Survey Data

Reg No

50100292


Rating

Regional


Categories of Special Interest

Architectural, Artistic


Original Use

House


In Use As

Office


Date

1780 - 1800


Coordinates

316346, 233350


Date Recorded

30/07/2016


Date Updated

--/--/--


Description

Attached two-bay four-storey former house over basement, built c. 1790 as unequal pair with No. 21, with three-bay gabled rear elevation, and front slightly advanced from No. 19. Now in use as offices. Slate roof, hipped to south end of front and to east end of rear, behind rebuilt brick parapet with masonry coping. Shouldered rendered chimneystacks with clay pots to north party wall. Flemish bond red brick walls with iron pattress plates, and painted rendered walls to basement with painted granite plinth course above; rendered to rear. Square-headed window openings, diminishing in height to upper floors, with raised rendered reveals, painted granite sills and timber sliding sash windows with some historic glass, three-over-three pane to top floor and six-over-six pane elsewhere; timber sash to rear.
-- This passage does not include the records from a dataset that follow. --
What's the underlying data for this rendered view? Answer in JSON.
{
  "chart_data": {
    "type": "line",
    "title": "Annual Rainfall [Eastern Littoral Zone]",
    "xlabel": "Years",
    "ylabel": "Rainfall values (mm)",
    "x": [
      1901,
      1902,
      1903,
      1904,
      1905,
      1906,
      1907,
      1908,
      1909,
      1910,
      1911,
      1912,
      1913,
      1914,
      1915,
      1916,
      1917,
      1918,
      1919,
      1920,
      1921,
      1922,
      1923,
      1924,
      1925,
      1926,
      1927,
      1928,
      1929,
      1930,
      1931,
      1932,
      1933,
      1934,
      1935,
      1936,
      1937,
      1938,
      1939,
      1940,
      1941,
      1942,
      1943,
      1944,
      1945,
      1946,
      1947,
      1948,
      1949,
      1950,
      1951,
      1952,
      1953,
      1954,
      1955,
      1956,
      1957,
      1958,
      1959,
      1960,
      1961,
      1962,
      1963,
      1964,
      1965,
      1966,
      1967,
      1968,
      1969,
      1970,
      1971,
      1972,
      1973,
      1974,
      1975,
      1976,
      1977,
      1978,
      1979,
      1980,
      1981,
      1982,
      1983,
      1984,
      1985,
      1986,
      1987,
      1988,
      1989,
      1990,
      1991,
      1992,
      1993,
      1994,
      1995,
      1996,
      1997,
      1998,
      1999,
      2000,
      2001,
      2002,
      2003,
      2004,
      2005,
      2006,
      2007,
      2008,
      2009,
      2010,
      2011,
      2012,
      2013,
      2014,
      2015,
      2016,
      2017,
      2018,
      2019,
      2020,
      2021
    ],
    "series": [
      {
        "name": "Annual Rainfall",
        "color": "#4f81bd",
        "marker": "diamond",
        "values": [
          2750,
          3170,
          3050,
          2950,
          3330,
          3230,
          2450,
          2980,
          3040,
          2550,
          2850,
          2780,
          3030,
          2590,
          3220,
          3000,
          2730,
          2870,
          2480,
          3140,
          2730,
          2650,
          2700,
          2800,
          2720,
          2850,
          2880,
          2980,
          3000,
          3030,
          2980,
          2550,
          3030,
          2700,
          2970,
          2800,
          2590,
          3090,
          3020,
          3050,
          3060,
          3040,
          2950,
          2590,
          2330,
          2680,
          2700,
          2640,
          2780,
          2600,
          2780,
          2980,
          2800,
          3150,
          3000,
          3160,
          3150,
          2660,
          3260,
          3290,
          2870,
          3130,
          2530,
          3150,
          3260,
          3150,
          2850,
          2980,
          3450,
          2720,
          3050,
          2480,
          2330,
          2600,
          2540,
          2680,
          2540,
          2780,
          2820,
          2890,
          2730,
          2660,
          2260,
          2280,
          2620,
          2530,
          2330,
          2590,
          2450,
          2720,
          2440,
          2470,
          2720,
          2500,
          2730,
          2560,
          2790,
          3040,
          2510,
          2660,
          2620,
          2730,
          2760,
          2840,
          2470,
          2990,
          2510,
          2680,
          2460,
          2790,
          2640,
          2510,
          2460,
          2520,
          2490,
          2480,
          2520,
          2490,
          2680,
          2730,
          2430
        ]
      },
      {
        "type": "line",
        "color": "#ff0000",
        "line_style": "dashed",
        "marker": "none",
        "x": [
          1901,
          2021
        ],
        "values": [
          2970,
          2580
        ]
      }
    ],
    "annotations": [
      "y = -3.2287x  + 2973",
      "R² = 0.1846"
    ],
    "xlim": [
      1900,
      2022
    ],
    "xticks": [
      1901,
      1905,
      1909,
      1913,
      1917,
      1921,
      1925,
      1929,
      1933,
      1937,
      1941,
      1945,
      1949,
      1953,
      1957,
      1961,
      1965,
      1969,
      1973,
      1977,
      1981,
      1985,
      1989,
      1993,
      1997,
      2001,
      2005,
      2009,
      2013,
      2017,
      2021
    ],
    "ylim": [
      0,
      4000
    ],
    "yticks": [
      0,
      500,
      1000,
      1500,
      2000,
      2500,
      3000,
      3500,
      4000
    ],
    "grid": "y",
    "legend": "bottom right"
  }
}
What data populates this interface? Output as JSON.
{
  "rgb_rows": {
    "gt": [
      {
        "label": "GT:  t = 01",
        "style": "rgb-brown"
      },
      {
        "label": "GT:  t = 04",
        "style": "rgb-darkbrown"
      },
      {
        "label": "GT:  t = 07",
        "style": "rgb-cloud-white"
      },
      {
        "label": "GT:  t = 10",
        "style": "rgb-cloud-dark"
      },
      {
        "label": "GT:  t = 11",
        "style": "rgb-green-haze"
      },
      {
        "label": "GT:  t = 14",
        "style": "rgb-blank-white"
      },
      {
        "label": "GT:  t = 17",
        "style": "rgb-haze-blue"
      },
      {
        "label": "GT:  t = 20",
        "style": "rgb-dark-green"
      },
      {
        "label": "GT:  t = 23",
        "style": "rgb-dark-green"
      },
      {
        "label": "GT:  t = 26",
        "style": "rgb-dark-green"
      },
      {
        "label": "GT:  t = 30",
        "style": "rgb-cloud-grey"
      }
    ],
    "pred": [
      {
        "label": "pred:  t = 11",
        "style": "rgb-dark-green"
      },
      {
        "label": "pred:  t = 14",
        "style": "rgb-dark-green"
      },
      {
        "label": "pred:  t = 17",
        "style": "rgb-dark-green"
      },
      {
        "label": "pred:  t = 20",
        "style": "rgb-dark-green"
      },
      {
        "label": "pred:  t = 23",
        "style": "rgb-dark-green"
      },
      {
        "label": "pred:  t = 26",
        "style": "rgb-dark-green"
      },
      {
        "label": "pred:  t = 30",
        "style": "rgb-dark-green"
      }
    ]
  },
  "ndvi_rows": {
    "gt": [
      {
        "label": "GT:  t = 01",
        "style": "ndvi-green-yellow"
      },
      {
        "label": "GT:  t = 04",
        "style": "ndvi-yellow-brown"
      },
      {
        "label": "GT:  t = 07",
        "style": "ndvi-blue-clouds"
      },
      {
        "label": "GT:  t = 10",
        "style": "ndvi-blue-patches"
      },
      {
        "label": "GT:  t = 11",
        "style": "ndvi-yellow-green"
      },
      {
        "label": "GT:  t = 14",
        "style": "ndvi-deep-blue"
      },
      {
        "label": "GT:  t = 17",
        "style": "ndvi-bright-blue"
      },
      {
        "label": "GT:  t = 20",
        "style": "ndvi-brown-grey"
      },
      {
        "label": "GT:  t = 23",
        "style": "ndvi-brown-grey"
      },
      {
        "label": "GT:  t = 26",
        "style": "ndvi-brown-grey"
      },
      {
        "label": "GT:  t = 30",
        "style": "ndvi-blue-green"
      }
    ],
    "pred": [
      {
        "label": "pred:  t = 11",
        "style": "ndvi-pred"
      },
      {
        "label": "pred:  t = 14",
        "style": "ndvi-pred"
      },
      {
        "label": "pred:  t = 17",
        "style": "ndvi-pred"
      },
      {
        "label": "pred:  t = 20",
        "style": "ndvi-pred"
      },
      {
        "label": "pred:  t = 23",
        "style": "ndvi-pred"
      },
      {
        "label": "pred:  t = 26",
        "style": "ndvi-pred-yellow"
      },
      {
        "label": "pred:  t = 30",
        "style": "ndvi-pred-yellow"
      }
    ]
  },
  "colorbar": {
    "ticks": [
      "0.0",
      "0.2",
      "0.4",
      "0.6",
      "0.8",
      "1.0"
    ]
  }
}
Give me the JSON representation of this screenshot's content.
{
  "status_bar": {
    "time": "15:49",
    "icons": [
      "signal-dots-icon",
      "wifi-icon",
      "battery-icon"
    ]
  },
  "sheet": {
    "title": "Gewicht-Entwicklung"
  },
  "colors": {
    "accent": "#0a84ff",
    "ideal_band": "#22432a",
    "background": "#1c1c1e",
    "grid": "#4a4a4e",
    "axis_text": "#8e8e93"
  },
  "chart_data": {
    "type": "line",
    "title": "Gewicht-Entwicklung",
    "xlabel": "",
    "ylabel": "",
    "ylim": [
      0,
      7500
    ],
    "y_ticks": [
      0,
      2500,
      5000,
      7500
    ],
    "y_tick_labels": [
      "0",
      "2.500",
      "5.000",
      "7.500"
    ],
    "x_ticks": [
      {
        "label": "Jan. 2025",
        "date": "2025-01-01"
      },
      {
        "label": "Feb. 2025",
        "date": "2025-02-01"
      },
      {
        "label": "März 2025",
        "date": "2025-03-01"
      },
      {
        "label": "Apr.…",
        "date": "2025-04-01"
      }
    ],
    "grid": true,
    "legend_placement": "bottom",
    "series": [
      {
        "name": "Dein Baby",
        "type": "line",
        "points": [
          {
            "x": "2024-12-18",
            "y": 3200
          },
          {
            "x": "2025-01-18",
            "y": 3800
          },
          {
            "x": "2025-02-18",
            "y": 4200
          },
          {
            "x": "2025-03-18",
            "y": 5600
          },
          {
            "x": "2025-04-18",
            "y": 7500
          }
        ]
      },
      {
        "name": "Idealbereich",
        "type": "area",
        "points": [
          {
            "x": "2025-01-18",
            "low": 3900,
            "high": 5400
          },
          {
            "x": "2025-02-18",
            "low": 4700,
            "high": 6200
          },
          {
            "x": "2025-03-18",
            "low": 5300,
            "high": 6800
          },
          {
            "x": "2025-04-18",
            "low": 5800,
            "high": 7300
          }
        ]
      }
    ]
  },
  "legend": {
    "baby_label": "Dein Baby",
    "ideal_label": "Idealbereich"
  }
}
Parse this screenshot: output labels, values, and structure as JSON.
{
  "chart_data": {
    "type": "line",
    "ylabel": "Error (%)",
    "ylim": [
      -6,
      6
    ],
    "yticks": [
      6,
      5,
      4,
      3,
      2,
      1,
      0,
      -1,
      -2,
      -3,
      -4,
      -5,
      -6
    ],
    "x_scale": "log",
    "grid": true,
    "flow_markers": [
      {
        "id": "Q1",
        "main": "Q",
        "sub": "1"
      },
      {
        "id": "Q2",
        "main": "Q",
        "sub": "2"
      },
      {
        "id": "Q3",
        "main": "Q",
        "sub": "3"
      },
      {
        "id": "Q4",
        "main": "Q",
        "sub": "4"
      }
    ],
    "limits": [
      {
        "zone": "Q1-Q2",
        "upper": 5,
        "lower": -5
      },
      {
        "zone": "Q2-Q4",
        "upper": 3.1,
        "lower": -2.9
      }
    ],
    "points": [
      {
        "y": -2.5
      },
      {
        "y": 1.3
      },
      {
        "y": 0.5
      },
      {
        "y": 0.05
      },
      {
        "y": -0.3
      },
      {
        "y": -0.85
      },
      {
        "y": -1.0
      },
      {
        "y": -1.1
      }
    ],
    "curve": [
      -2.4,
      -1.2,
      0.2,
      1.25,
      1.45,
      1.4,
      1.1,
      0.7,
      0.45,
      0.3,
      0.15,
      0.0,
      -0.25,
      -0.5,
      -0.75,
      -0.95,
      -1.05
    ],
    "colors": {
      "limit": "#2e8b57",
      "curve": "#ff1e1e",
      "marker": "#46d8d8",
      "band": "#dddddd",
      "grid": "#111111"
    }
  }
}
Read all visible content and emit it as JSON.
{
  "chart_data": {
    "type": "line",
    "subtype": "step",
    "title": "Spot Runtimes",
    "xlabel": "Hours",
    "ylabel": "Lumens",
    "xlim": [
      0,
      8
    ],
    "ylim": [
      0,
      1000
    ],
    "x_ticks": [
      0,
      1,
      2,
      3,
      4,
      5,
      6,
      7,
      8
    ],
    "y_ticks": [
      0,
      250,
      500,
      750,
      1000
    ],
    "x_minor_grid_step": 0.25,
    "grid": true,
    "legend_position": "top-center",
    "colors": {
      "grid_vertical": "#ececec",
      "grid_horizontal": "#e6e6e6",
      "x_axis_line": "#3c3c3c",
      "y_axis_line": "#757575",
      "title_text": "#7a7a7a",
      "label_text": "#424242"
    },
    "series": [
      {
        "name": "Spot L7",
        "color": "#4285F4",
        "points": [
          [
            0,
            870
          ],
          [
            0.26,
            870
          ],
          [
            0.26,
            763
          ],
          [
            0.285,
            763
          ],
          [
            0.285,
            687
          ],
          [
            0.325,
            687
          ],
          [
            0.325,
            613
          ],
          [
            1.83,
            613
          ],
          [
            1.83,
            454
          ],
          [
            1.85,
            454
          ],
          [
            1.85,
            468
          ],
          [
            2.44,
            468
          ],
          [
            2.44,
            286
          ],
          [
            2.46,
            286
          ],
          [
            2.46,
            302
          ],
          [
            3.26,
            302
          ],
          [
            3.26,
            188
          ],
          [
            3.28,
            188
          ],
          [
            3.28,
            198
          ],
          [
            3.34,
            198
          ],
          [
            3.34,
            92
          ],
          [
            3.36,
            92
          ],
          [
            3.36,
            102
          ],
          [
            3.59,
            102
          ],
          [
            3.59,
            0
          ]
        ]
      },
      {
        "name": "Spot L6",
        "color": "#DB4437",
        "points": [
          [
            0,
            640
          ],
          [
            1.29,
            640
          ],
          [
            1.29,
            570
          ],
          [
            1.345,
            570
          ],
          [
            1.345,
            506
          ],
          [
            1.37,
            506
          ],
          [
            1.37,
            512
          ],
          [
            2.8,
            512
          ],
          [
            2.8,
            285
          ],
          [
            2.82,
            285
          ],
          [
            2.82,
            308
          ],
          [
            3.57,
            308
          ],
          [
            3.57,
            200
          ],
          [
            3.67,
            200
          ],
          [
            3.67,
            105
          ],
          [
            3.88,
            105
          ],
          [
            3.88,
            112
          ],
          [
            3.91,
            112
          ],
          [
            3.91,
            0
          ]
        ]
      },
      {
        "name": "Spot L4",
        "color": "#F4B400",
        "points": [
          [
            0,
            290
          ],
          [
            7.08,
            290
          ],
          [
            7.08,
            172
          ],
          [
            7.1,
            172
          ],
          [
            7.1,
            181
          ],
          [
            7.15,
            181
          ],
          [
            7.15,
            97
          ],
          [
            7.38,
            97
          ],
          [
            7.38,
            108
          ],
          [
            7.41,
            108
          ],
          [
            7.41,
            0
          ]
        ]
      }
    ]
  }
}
Round-headed door opening with fluted frieze and cornice on plain pilasters, leaded petal fanlight with coved surround, leaded sidelights with oval-and-bar motif, and ten-panel timber door with brass door furniture and figurative knocker. Limestone platform with bull-nosed step to street, and cast-iron railings and decorative corner posts on painted carved granite plinth enclosing shallow basement area. Cast-iron coal-hole covers set in granite flags to footpath. Casey (2005) notes that interior contains some original Dufour wallpaper and neo-Classical plasterwork.

Appraisal

No. 20 forms a pair with No. 21 and is part of a terrace (Nos. 19-22) built by Charles Thorp in the late eighteenth century. Although parapet heights and proportions are largely carried through the group, individuality is present in the design of doorcases, ironwork and interior decorative schemes. Casey (2005) notes that the interior of No. 20 features 'pretty neo-Classical detailing'. The decorative doorcase, complete with petal fanlight, sidelights and twentieth-century brass door furniture provides an architectural focal point in the otherwise restrained façade. No. 20, along with the wider group, contributes strongly to the late eighteenth-century character of Ely Place and enriches the historic architectural fabric of south Dublin. Ely Place was laid out, along with neighbouring Hume Street, on lands leased by Gustavus Hume from the Blue Coat School in 1768. Development began on the east side of the street with the construction of Ely House and the street is now characterized by the late Georgian architecture typical of this part of the city.